With the static functional connectivity approach (fMRI data), the authors found DMT decreased the strength of connections within brain networks as well as the segregation between networks, suggesting regions that comprise a network were less strongly correlated with each other, but more correlated with activity in other regions outside of the network. From the sliding window approach, the authors found subjective reports of greater intensity were associated with increased connectivity among networks. Regions with increased functional connectivity were associated with previously published maps of serotonin receptors, consistent with DMT’s mechanism of action in the brain. 
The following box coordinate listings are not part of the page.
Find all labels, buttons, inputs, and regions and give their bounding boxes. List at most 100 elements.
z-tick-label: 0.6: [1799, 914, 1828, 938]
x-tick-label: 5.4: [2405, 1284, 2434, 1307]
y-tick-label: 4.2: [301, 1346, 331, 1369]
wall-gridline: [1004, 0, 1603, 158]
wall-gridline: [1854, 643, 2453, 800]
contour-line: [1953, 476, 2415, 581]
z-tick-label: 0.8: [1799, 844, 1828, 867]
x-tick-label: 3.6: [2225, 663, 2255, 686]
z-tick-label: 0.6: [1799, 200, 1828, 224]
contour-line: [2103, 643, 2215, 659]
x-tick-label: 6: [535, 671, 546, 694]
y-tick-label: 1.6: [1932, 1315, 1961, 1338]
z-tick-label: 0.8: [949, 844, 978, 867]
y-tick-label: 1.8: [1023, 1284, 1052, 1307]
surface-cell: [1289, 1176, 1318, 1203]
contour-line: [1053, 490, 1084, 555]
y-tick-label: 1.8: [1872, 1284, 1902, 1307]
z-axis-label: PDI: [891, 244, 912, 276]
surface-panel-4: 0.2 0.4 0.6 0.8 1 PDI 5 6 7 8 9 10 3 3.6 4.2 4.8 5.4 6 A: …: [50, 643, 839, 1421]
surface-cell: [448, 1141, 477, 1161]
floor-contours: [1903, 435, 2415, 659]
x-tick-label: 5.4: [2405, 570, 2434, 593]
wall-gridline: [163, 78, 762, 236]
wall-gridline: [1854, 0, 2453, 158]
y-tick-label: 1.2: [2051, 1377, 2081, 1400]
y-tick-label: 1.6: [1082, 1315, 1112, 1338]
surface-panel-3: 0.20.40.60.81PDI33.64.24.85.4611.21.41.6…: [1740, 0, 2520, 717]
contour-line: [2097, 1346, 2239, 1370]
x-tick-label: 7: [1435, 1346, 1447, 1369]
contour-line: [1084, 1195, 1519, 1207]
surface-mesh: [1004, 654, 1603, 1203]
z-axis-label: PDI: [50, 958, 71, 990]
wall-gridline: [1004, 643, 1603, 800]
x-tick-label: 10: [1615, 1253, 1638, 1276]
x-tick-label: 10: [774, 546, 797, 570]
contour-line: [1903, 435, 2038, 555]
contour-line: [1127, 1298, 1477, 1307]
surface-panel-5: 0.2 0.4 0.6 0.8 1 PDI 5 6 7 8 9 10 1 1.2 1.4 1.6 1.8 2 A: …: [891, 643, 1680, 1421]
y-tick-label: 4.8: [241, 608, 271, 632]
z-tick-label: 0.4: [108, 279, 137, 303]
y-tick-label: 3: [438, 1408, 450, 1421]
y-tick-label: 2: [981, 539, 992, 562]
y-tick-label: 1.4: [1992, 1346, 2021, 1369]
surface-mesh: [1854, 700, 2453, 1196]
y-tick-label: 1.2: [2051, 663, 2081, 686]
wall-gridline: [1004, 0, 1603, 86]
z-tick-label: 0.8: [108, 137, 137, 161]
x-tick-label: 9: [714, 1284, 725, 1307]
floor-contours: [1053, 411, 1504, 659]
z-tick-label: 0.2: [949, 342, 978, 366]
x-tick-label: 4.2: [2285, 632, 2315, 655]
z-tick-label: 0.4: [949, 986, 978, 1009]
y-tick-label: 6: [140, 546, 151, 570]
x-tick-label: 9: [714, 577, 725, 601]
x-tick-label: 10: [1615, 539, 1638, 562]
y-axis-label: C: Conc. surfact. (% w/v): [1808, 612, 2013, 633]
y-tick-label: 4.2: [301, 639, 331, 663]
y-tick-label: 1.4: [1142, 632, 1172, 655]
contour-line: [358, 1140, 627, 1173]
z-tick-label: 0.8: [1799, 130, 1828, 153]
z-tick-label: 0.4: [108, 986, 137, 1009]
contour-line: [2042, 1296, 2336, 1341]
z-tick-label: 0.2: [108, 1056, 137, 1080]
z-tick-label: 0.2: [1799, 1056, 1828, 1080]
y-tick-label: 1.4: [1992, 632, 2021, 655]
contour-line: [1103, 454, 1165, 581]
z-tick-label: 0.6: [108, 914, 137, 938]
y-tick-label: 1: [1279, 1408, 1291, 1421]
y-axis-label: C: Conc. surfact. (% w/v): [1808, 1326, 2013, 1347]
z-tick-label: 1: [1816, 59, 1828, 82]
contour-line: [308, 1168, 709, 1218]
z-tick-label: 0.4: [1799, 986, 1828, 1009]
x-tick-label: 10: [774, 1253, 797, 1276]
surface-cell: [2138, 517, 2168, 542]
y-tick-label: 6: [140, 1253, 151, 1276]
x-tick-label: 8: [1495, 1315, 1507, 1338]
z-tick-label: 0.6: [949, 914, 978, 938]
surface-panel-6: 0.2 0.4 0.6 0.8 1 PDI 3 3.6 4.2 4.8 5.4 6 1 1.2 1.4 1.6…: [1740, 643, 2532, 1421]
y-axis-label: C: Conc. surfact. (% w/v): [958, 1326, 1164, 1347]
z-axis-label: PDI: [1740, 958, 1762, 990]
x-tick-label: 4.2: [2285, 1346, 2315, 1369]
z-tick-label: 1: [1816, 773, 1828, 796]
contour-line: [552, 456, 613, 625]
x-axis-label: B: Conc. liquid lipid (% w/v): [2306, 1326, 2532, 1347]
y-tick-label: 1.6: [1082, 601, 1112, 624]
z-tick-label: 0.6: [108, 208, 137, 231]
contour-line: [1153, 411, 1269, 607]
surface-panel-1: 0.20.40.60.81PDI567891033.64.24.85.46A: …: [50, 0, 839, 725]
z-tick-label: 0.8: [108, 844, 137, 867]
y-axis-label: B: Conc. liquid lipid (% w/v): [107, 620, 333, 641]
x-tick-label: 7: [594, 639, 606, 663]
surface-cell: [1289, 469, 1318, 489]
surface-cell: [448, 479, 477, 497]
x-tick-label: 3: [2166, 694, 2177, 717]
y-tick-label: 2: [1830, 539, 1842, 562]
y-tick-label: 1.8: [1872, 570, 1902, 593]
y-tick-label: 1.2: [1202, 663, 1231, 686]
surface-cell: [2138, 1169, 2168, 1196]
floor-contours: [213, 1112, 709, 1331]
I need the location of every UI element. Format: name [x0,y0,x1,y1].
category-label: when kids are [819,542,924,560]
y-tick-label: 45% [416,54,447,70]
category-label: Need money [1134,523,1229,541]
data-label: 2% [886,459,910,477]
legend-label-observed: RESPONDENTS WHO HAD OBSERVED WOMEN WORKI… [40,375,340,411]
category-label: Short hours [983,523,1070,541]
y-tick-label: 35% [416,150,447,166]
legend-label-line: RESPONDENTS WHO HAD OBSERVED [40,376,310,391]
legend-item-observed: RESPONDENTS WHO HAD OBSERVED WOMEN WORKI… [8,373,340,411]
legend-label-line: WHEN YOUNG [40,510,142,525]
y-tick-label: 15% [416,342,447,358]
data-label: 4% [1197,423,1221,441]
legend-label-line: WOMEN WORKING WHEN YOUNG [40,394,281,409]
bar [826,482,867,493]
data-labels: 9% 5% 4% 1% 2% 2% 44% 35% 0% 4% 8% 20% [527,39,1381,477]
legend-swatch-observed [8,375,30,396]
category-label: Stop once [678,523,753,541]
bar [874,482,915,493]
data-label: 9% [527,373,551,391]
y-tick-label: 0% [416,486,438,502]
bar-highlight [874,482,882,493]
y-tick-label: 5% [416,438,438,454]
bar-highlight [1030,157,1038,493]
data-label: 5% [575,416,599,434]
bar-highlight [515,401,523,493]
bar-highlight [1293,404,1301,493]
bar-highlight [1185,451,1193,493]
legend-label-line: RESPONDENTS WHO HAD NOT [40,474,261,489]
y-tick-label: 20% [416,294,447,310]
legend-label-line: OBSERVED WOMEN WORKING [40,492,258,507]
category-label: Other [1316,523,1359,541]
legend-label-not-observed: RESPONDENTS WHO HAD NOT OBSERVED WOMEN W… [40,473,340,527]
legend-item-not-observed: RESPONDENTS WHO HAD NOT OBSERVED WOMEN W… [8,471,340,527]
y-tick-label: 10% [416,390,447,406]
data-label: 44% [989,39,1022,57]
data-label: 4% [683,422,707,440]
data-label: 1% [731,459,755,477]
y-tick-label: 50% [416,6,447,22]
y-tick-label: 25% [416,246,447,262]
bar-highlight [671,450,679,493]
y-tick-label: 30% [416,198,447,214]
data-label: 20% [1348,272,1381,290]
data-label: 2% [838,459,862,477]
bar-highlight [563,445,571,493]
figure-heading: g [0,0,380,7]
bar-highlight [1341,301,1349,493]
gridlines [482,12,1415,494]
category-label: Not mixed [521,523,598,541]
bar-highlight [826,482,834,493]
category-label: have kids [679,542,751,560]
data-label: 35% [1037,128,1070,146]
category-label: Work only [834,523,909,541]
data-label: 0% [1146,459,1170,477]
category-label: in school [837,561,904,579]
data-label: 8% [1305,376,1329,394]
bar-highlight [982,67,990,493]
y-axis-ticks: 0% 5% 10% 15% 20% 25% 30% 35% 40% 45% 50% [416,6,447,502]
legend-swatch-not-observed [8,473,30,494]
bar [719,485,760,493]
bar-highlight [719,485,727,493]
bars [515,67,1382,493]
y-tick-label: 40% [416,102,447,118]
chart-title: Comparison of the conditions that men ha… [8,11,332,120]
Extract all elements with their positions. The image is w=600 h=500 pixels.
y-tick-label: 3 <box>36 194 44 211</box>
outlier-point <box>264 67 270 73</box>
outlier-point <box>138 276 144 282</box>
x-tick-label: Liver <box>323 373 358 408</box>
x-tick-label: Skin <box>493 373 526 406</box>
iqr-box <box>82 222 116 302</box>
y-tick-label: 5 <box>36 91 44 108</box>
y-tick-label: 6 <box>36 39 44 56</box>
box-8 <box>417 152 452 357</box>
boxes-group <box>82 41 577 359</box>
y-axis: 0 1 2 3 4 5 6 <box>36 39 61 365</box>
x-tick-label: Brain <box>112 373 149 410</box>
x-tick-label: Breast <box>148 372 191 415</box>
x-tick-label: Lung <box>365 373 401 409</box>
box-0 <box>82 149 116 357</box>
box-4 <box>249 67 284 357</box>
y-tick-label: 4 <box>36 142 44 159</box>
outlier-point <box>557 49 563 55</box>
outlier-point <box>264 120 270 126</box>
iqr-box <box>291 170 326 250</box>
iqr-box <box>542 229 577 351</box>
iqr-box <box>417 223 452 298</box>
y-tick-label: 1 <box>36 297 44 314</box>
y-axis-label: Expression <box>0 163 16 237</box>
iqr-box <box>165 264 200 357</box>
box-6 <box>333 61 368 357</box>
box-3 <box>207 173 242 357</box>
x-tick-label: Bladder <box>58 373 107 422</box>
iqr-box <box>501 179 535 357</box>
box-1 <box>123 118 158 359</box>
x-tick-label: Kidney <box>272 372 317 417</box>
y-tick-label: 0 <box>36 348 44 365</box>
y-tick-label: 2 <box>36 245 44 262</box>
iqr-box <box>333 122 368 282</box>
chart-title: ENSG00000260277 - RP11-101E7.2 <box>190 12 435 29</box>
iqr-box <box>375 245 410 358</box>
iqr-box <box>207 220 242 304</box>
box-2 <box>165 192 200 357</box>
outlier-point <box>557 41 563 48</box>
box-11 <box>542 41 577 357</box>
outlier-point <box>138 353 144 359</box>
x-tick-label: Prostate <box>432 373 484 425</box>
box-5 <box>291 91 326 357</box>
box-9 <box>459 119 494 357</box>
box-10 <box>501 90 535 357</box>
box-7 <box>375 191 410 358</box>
From the EEG data alone, the authors found DMT was associated with decreases in alpha power but increases in gamma and delta power. Alpha waves decrease during sleep, and delta waves are prominent during sleep, suggesting an altered state of consciousness. One hypothesis suggests gamma waves may play a role in communication between neuronal populations, consistent with the decreased segregation of brain networks seen in the fMRI data. More intense subjective ratings were associated with increased delta power but decreased alpha power. Finally, when examining the two modalities together, the authors found that increased delta power was associated with increased functional connectivity among networks across the brain. In contrast, decreased alpha power was related to increased connectivity, including in the TOP, consistent with prior DMT studies. 

What's the impact?

This study confirms previous results suggesting decreased segregation of brain networks while advancing an understanding of how psychedelics alter states of consciousness with multiple modalities. The findings imply that the high-level cortical regions that DMT affects may be necessary for human-specific cognitive traits that underlay human consciousness.